Nöromusküler blokörler etkilerine göre ikiye ayrılırlar.
1- Non-depolarizasyon (kompetitif blokörler)
2- Depolarizan blokörler

1- Non-depolarizasyon (kompetitif blokörler): Bu ilaçlar


düşük dozlarda asetilkolin ile yarışmaya girip nikotinik
reseptörlere bağlanarak kas hücrelerindeki depolarizasyonu
baskılar ve kas kontraksiyonunu engellerler Kısacası bu
ilaçlar NM tipi nikotinik reseptörlerin antagonistidirler.
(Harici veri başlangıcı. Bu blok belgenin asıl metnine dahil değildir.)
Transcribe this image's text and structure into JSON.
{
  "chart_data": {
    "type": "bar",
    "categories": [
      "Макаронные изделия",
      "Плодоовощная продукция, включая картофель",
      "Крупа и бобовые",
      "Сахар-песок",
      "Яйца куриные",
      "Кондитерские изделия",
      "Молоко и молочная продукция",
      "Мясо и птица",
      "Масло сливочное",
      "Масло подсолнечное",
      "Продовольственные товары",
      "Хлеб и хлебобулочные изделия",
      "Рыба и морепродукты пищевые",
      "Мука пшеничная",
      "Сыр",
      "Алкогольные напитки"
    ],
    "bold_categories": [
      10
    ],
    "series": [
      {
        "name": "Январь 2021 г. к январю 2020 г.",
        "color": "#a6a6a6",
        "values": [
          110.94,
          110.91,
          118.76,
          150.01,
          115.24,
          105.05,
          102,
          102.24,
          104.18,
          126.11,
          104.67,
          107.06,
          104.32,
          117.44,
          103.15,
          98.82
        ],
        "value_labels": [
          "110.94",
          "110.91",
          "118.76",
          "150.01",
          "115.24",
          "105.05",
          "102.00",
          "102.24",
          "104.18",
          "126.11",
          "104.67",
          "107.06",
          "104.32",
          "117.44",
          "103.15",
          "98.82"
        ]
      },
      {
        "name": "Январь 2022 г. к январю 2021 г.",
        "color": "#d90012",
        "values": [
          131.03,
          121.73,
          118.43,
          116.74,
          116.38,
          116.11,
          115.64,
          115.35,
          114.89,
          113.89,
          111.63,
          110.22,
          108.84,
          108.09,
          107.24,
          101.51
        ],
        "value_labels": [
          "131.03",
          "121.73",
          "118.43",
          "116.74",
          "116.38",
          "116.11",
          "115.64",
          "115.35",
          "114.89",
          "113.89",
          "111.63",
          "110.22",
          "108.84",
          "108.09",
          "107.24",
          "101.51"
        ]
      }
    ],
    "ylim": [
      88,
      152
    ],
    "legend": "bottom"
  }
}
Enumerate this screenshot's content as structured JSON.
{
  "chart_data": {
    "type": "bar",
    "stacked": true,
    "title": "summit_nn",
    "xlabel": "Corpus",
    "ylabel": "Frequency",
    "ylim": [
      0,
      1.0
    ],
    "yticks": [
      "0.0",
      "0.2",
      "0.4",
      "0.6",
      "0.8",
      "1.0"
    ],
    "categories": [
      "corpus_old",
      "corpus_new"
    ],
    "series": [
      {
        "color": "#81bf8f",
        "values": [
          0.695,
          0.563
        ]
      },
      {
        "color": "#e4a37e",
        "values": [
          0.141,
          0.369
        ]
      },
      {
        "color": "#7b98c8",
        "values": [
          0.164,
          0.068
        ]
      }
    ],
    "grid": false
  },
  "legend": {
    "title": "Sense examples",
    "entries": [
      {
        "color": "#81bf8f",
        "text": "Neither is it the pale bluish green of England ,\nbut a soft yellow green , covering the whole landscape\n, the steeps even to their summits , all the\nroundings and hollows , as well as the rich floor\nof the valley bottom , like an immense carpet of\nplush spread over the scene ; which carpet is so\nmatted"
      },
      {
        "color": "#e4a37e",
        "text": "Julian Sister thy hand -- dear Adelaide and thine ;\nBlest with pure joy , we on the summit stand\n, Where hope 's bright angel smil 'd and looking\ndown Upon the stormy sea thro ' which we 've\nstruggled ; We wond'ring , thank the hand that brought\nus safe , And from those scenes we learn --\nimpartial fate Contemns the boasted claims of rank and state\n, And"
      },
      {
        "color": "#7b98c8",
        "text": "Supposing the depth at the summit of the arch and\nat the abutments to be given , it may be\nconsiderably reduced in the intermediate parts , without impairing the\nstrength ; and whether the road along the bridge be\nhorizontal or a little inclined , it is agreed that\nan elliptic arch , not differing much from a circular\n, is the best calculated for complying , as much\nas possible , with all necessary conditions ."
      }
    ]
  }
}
D-Tübokürarin: Bu gruptaki ilaçların prototipidir. Histamin


salgılatır ve buna bağlı olarak sistemik vazodilatasyon
oluşması sonucu kan basıncını düşürür. Ayrıca histamin
salınımı bronkokonstrüksiyona neden olur. Astımlı kişilerde
kontrendikedir.
Alkuronyum, Mivakuryum, Pankuronyum, Atrakuryum,
Daksakuryum, Gallamin, Vekuronium.
2- Depolarizan blokörler: Bu ilaçlar NM tipi nikotinik
reseptörlerin agonistidirler. Dolayısıyla NM
reseptörlerine bağlanarak depolarizasyon
oluşturabilirler.

Süksinilkolin

Dekametonyum: Hızlı entübasyon gereken acil


anestezik müdahaleler için kullanılır. Ayrıca
psikiatride EKT sırasında kullanılır.